U.S. Secretary of State John Kerry is looking to Pope Francis, spiritual leader of the world’s 1.2 billion Roman Catholics, for help in his efforts to negotiate peace between Muslims and Jews.
In a visit to the Vatican today, Kerry met with the Holy See’s top diplomat, Secretary of State Pietro Parolin, to discuss Mideast developments and other matters, including the agenda for a planned meeting between President Barack Obama and the new pope.
The talks ranged from the issue of global poverty to this month’s Syria peace conference to the fighting in South Sudan, where there is a large Catholic population, Kerry told reporters afterward. They discussed Israel-Palestinian peace talks in preparation for the pope’s announced visit to Israel, Jordan and the Palestinian territories in May, Kerry said.
“This was as comprehensive a conversation as I’ve had with any secretary of state or foreign minister in the course of my tenure, and I think, happily, we agreed on an enormous amount of things that we can cooperate on,” Kerry said.
No date was announced for Obama to meet with Pope Francis at the Vatican.
“I know that the Holy Father is anticipating the visit of President Obama here, and the president is looking forward to coming here to meet with him,” Kerry said.
Kerry said his discussions with Archbishop Parolin today covered the pope’s and Obama’s “common interest” in addressing poverty worldwide. Obama last month cited a need to reduce the growing gap between rich and poor, invoking Pope Francis’s warning that unfettered markets are increasing income disparities, and that risks fomenting social unrest.
“We have a huge common interest in dealing with this issue of poverty, which in many cases is the root cause of terrorism or even the root cause of the disenfranchisement of millions of people on this planet,” Kerry said.
In a statement, the Vatican said Kerry met with Archbishop Parolin for an hour and 40 minutes, discussing “the peace process in the Middle East, especially the situation in Syria and the preparations for the Geneva II Middle East Peace Conference, and negotiations between Israel and Palestine.”
Speaking to reporters, Kerry expressed appreciation for the pope’s comments yesterday supporting the Syrian peace conference, which is scheduled to begin next week, and said he will keep the Vatican apprised of developments as he seeks to negotiate an Israeli-Palestinian peace accord. Kerry hasn’t made public the substance of those negotiations, which include the treatment of Jerusalem, including the eastern part of the holy city where Palestinians seek to establish the capital of an independent state.
“Obviously, there are issues of enormous concern to the Holy See, not just about peace, but also about the freedom of access for religious worship in Jerusalem for all religions,” Kerry said.
In a sign of stepped-up Vatican diplomacy, Pope Francis has called repeatedly for ending the warfare in Syria, which has claimed more than 125,000 lives.
The Christian community in Syria, among the oldest in the world, makes up about 10 percent of the population of 22.5 million.
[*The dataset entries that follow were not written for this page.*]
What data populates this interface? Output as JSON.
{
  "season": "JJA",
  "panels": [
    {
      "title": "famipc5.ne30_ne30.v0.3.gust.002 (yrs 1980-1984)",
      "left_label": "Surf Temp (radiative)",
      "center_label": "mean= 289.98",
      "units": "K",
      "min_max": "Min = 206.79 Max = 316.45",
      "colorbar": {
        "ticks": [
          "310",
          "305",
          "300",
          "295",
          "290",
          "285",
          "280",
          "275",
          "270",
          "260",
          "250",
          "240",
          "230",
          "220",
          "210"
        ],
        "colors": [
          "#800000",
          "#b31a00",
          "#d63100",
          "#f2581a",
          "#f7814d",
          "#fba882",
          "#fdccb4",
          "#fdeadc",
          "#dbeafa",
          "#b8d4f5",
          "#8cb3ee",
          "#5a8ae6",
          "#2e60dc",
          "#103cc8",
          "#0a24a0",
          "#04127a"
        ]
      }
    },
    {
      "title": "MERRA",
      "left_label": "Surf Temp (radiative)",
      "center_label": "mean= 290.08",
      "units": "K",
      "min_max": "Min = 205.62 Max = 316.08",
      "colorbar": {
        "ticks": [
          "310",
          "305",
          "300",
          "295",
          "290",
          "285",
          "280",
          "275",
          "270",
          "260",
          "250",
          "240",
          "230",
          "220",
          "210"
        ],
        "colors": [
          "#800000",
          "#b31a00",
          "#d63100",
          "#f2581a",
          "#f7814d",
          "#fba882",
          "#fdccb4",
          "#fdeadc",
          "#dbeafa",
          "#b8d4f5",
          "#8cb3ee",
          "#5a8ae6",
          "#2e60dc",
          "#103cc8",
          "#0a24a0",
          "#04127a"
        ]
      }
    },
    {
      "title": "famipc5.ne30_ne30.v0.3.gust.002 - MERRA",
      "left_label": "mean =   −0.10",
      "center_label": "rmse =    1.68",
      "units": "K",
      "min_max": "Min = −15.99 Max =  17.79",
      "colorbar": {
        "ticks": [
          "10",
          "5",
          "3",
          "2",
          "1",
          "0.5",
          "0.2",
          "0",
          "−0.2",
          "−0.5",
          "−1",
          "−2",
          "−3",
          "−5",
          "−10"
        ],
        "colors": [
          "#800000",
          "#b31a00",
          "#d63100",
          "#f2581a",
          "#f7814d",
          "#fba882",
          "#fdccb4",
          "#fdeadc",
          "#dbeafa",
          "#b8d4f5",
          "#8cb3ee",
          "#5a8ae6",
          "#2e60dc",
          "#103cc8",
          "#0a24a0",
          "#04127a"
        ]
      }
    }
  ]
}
Many Christians live near Damascus and in Aleppo, which has seen some of the heaviest fighting in the civil war.
Christians, both Orthodox and Catholic, have been targeted by both sides in a conflict that pits largely Sunni rebels against a regime led by President Bashar al-Assad and fellow Alawites, an offshoot of Shiite Islam. Christians have held some important positions in Assad’s government.
In his “State of the World” address to diplomats from 180 countries yesterday, the pope said that “renewed political will” is needed to end the Syrian civil war. The Geneva II conference “will make the beginning of the desired peace process,” he said.
Francis plans to tour the Holy Land May 24-26, stopping in Amman, Bethlehem and Jerusalem, in a trip the pontiff said was conceived to commemorate the 50-year anniversary of a visit by Pope Paul VI to meet the head of the Orthodox Church.
The trip may stray from the historical to the current, if a visit to the Holy Land this month by a delegation of Catholic bishops is an indication. A report today on Vatican Radio described the poverty the delegation encountered in Gaza and speculated that the lives of illegal migrants would become more uncertain as Israel tightens its restrictions.
The pope chose a refugee camp on the tiny Italian island Lampedusa for his first trip outside Rome to condemn European indifference to African migrants. In his first tour outside Italy, the pope urged the youth of Rio de Janeiro to embrace non-violent activism to overcome apathy toward suffering the world.
On South Sudan, Parolin was “very interested in what he and they could do in order to try to assist” in ending the violence, Kerry said.
Also, Parolin raised issues involving U.S. health care policy that are of “special interest” to the U.S. Conference of Catholic Bishops, according to the Vatican statement.
The U.S. Supreme Court is considering a case filed by the Little Sisters of the Poor. The order of Catholic nuns, who care for elderly people, say they shouldn’t be required to facilitate coverage of contraception under Obama’s health-care law by signing a certification shifting that responsibility to the group’s insurer.